Racial Quota - History

History

Racial quotas in the United States began to be implemented with government approval after the Civil Rights Act of 1964, especially during the 1970s. Richard Nixon's Labor Secretary George P. Schultz demanded that anti-black construction unions allow a certain number of black people into the unions. The Department of Labor began enforcing these quotas across the country. After a Supreme Court case, Griggs v. Duke Power Company, found that neutral application tests and procedures that still resulted in de facto segregation of employees (if previous discrimination had existed) were illegal, more companies began implementing quotas on their own.

In a 1973 court case, a federal judge created one of the first mandated quotas when he ruled that half of the Bridgeport, Connecticut Police Department's new employees must be either black or Puerto Rican. In 1974, the Department of Justice and the United Steelworkers of America came to an agreement on the largest-to-then quota program, for steel unions.

In 1978, the Supreme Court ruled in Bakke v. Regents that public universities (and other government institutions) could not set specific numerical targets based on race for admissions or employment. The Court said that "goals" and "timetables" for diversity could be set instead. A 1989 Supreme Court case, United Steelworkers v. Weber, found that private employers could set rigid numerical quotas, if they chose to do so. In 1990, the Supreme Court found that a 10% racial quota for federal contractors was permitted.

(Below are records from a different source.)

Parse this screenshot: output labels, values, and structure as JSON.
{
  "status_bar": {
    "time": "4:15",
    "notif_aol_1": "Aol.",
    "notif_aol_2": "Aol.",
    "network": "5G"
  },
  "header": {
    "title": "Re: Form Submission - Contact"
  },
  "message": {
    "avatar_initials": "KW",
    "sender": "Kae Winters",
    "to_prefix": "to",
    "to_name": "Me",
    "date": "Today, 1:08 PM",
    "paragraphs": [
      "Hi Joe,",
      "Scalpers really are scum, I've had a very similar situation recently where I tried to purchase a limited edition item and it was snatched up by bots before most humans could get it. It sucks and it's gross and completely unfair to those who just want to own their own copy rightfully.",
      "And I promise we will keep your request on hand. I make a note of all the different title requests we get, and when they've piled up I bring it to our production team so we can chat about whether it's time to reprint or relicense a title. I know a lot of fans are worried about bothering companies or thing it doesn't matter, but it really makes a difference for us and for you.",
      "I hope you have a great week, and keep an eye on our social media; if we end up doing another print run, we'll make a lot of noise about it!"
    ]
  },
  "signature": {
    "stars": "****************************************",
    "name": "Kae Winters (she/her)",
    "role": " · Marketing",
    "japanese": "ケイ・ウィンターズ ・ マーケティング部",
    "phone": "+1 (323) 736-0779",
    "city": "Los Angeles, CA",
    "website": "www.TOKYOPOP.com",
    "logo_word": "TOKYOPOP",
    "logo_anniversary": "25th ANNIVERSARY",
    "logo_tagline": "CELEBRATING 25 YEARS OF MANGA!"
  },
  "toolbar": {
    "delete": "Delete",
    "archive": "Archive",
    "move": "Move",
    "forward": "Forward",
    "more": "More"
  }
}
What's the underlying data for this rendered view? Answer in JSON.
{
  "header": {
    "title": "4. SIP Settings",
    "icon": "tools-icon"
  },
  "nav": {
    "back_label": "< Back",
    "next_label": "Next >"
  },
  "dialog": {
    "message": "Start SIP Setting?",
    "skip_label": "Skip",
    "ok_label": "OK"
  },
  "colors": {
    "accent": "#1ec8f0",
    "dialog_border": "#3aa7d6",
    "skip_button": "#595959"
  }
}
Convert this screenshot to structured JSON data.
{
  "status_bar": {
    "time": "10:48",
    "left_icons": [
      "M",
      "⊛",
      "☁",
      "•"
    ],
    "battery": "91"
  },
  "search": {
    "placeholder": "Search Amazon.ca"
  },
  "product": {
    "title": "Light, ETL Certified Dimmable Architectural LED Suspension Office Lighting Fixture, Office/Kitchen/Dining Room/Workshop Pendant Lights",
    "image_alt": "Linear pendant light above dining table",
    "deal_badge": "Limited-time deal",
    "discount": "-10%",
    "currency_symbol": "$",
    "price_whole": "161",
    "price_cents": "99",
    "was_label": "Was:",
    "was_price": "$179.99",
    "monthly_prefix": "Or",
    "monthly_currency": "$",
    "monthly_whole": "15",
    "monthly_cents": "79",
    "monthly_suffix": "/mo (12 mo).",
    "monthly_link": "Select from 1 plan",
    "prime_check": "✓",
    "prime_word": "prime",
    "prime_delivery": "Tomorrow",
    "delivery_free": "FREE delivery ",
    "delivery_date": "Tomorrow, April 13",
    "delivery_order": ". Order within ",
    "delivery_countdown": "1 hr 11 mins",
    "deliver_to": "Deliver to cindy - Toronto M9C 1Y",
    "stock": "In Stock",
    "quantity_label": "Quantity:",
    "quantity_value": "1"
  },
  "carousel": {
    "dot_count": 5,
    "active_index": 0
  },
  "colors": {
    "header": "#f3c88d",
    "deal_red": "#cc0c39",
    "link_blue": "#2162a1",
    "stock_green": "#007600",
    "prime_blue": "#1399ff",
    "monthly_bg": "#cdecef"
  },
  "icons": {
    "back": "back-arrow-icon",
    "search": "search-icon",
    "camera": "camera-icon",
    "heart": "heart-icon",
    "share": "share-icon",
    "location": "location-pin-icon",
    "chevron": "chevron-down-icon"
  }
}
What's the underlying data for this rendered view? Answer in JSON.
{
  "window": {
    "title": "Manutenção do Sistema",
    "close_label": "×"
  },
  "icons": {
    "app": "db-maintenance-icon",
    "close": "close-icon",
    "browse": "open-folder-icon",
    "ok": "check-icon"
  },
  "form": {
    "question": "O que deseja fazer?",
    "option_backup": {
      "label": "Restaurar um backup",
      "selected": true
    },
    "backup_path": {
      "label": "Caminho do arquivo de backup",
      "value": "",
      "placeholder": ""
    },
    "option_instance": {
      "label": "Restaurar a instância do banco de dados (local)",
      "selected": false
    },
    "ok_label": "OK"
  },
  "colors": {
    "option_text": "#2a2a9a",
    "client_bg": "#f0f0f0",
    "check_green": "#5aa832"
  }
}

Then in 1991, President George H. W. Bush made an attempt to abolish affirmative action altogether, maintaining that “any regulation, rule, enforcement practice or other aspect of these programs that mandates, encourages, or otherwise involves the use of quotas, preferences, set-asides or other devices on the basis of race, sex, religion or national origin are to be terminated as soon as is legally feasible." This claim led up to the creation of the Civil Rights Act of 1991, however the document was not able to implement these changes. It only covered the terms for settling cases where discrimination has been confirmed to have occurred.